Album Reviews, Arts & Entertainment

‘Five Easy Hot Dogs’: Mac DeMarco’s listless instrumental road trip

Mac DeMarco was trying to break out of an artistic rut, a process that led to the conception of his latest project, Five Easy Hot Dogs. The album, released on Jan. 20, follows DeMarco’s road trip after a Bay Area show in mid-January of last year. He began driving north up the California coastline, planning to stay on the road and write every day until he had completed a record. The songs were mixed in childhood bedrooms and basements of friends’ houses; each title corresponds to the city where it was written.

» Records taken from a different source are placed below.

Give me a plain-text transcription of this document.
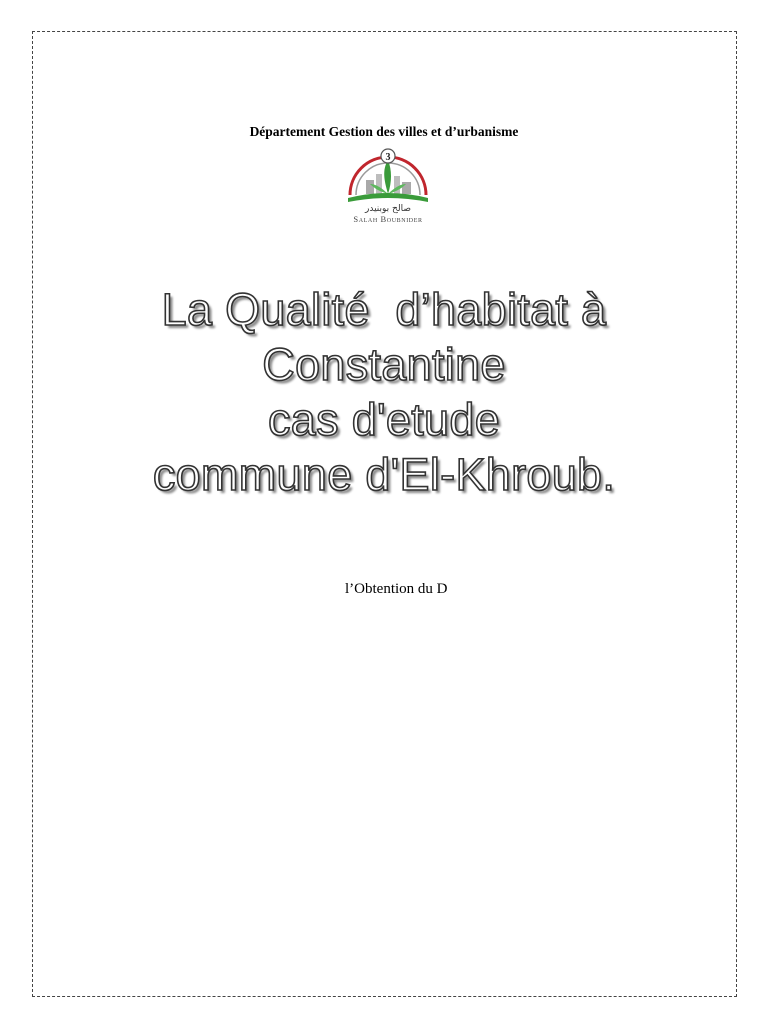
Département Gestion des villes et d’urbanisme
3
صالح بوبنيدر
Salah Boubnider
La Qualité  d’habitat à
Constantine
cas d'etude
commune d'El-Khroub.
l’Obtention du D
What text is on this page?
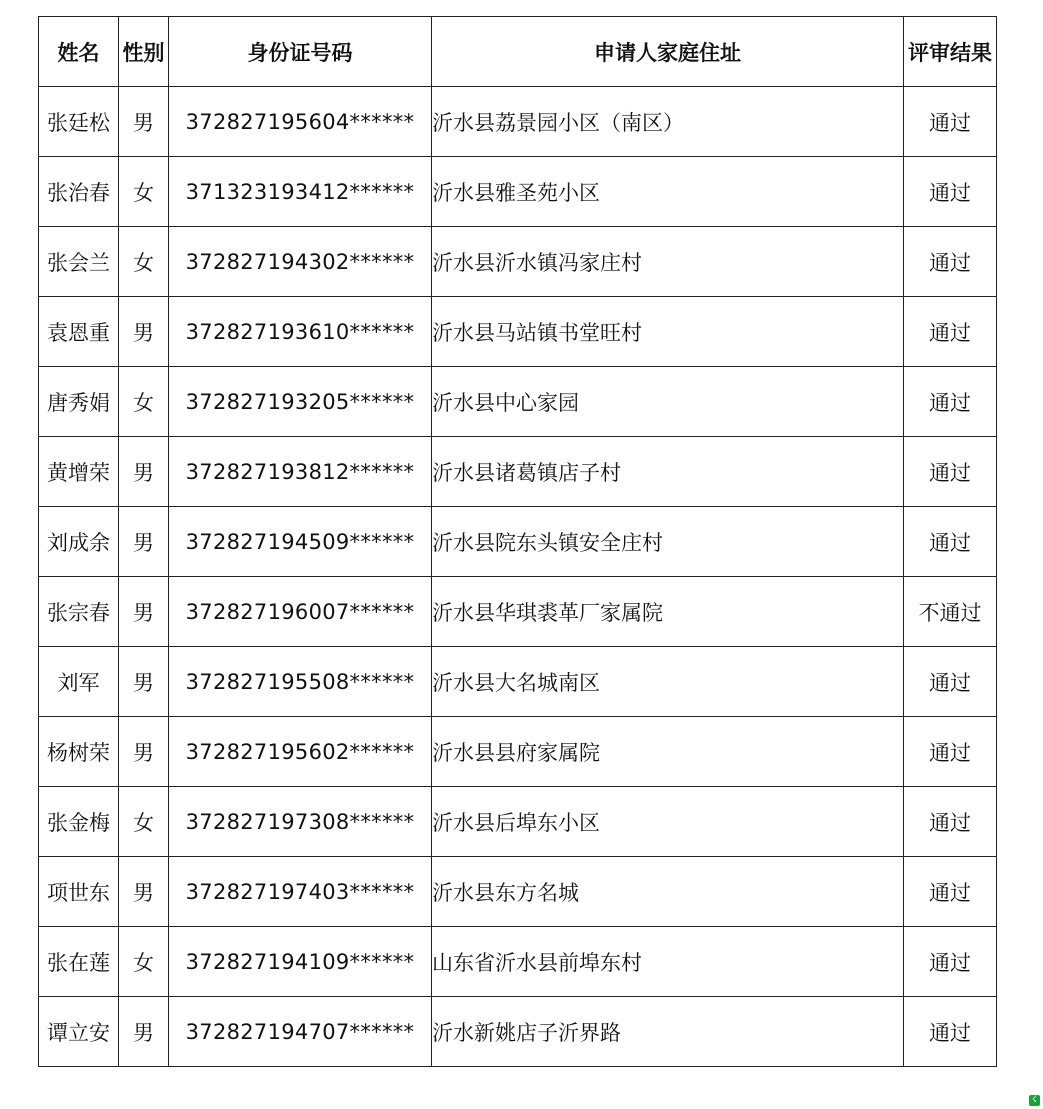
姓名	性别	身份证号码	申请人家庭住址	评审结果
张廷松	男	372827195604******	沂水县荔景园小区（南区）	通过
张治春	女	371323193412******	沂水县雅圣苑小区	通过
张会兰	女	372827194302******	沂水县沂水镇冯家庄村	通过
袁恩重	男	372827193610******	沂水县马站镇书堂旺村	通过
唐秀娟	女	372827193205******	沂水县中心家园	通过
黄增荣	男	372827193812******	沂水县诸葛镇店子村	通过
刘成余	男	372827194509******	沂水县院东头镇安全庄村	通过
张宗春	男	372827196007******	沂水县华琪裘革厂家属院	不通过
刘军	男	372827195508******	沂水县大名城南区	通过
杨树荣	男	372827195602******	沂水县县府家属院	通过
张金梅	女	372827197308******	沂水县后埠东小区	通过
项世东	男	372827197403******	沂水县东方名城	通过
张在莲	女	372827194109******	山东省沂水县前埠东村	通过
谭立安	男	372827194707******	沂水新姚店子沂界路	通过
☇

The album tracks his journey chronologically, encapsulating DeMarco’s musical and geographical progression in an ambitious but ultimately flat way. 

While writing on the road, DeMarco explored the limits of minimalism: The record was made with only an eight-channel system, DeMarco’s guitars, a bass, a half-sawed drum kit, some mics, an old Model D portable synthesizer, and a keyboard. The sound is stripped down, lightly percussive, cohesive, and ever-shifting.

The album features a few standout songs, such as “Gualala,” which exhibits DeMarco’s dreamy, plucky guitar riffs and classic soft drums. It sounds like a lazy afternoon on a Californian highway: repetitive, lightly pushing forward, but nonetheless relatable. DeMarco later makes his way to the Canadian West Coast, starting in “Victoria.” A melodic xylophone line over consistent bongos and guitar perfectly mimics the town’s slow pace and hippy-ish culture. He eventually moves into “Vancouver” with a metropolitan coolness and an almost jazzy guitar and bass line that’s the most playful of all the tracks. 

The album is far from bad, but tends towards blandness. The instrumentals are simple, and the songs lack his usual compelling lyricism. His slow, repetitive arrangements mimic the album’s theme of losing yourself on an endless road trip; DeMarco succeeds in making his boredom musically palpable, but this leads to a somewhat dull album overall. This road trip was supposed to break him out of his routine, but instead is reminiscent of a bizarre, transient fugue state. Through each song, and the story of the album’s conception, he tracks a listless artistic journey north.